Speaking in favor of Senate Bill 75 from the House floor yesterday, Representative Herman Otten (R-6/Tea) said charging South Dakotans $10 more for their hunting and fishing licenses (and out-of-staters $25 more) would help set up more food plots for wild game, pollinator plantings, and shelter belts, restore more grassland along the James River, enhance walk-in hunting areas, restore lakes, and repair old dams.
Sounds reasonable, right? That’s what we pay taxes for: improving public goods.
Of course, Republicans can’t raise taxes, so SB 75’s charge for a habitat stamp is called a fee. Rep. Michael Saba (D-9/Hartford) asked Rep. Otten to tell us the difference between a tax and a fee. Rep. Otten tried to oblige:
Oh, I don’t know if I can. I’m sure there’s a definition somewhere in all of it. You know, I guess I look at this as being a fee that the sportsmen and sportswomen of South Dakota are willing to pay. I think a tax is something that you have to pay. You can be an individual who’s not going to hunt and fish, and you’re able to go out and buy one of these habitat stamps also if you want to to help contribute to the habitat and the water access. So a tax, I guess, I don’t know if you could pay if you’re not required to. This is something that you can do if you want to, so… I don’t know if that answers your question [Rep. Herman Otten, response to question, House floor debate on SB 75, 2020.03.02, transcribed from SDPB video, timestamp 1:18:55].
Rep. Saba asked Rep. Otten if hunters have to buy this stamp. Rep. Otten said yes.
I’m intrigued by Rep. Otten’s suggestion that if you can choose to pay it, it’s a fee, not a tax. I don’t think my county auditor will turn away my extra dollars if I choose to throw a little extra into my property tax payment. The state won’t mind if Kessler’s throws an extra $1,000 in its monthly sales tax remittance. Conversely, I can choose not to pay property tax by not buying real estate. I can choose not to pay sales tax by growing my own food and buying all of my clothing and household items at rummage sales. Thus, we should refer to the state’s surcharge on homeownership and purchases as property fees and sales fees, not taxes.
Heck, by Otten’s logic, South Dakota doesn’t charge any taxes! Put that on the state t-shirt: South Dakota—No Taxes!
Fee or tax, Rep. Otten said SB 75 will generate five million dollars in revenue for the state.
Rep. Otten’s neighbor Rep. Isaac Latterell (R-6/Tea) asked if SB 75’s fee or tax would discourage participation in hunting. Rep. Otten said he hasn’t received any opposition from hunters or fishers.

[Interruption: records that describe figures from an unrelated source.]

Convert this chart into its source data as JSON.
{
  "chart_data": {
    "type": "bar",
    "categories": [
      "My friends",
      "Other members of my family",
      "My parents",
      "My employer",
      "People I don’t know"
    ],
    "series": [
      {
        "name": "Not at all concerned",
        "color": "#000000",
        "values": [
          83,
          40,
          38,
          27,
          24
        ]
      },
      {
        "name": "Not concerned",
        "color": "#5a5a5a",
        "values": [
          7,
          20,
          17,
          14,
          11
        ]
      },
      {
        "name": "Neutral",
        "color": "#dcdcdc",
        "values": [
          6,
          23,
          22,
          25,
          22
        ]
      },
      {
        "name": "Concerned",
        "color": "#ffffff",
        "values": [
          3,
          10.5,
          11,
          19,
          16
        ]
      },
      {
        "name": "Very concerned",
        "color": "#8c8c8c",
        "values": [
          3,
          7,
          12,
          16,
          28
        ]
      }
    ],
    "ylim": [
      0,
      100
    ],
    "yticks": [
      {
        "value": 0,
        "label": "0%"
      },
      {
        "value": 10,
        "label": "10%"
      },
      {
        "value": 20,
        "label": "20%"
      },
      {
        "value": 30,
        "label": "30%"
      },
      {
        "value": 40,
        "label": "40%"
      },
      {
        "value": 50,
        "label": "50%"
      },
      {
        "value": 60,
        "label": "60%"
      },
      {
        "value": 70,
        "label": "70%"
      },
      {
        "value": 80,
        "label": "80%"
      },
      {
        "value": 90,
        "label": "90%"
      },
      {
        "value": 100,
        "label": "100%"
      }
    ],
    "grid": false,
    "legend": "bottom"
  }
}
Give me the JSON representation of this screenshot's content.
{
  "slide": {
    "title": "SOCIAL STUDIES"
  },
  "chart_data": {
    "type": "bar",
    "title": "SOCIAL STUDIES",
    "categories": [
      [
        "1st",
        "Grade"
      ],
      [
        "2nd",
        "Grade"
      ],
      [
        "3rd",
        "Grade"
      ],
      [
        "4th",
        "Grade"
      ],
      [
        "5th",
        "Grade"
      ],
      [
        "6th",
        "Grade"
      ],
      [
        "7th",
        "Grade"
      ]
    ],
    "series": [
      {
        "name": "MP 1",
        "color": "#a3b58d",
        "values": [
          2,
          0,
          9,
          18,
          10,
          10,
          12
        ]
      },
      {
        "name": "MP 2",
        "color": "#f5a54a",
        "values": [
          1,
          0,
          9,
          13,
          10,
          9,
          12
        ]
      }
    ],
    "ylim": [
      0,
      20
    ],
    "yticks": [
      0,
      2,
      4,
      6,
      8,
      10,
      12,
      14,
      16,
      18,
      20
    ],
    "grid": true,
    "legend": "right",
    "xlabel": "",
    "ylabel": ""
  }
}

Rep. Taffy Howard (R-33/Rapid City) said the three hunters in her family haven’t had time to e-mail, but they are opposed to the new tax on hunting. Playing off Rep. Otten’s definition, she said that if the stamp is optional for non-hunters, why not leave it optional for everyone and let those hunters who support more investment in habitat pay for it. “We don’t need to make it… to where only the wealthy can be hunters.”
Rep. Oren Lesmeister (R-28A/Parade) said he hasn’t heard any opposition from hunters or fishers. He said he never asks the cost of his hunting privileges. “This is one of the best bills that I can support as far as habitat goes, because it cannot be used against me as a producer,” referring to the SB 75 prohibition on using habitat stamp revenue to buy private land.
Rep. Tim Reed (R-7/Brookings) lamented the loss of public lands for hunting, saying that he hasn’t hunted anywhere but private reserves since high school. He said restoring more public habitat will get more people out hunting.
Rep. Tim Goodwin (R-30/Rapid City) said he hunts about every day in the fall and could seriously consider not running for reëlection because Session cuts into his mountain lion hunting. He says he and his dog can find all sorts of public habitat in East River and not see another hunter all day, so he questions whether we need more habitat. But he said he has trouble opposing the bill when all of the outdoors groups support it. He also suggested that we strike every reference to “tax” and “fee” in statute and just call them “tariffs.”
Rep. Goodwin ended up voting for this tax/fee/tariff increase on hunting and fishing. So did 49 other Representatives. The 14 Nays came mostly from right-wing Republicans, with Rep. Saba joining them as the sole Democratic negatory. Those 50 Ayes surpassed the two-thirds threshold necessary to pass a new appropriation.
House Agriculture and Natural Resources did amend SB 75 to exempt private shooting preserve licenses and “Hunt for Habitat” application fees from the new tax. The Senate will thus have to vote a second time to raise hunters’ and fishers’ taxes.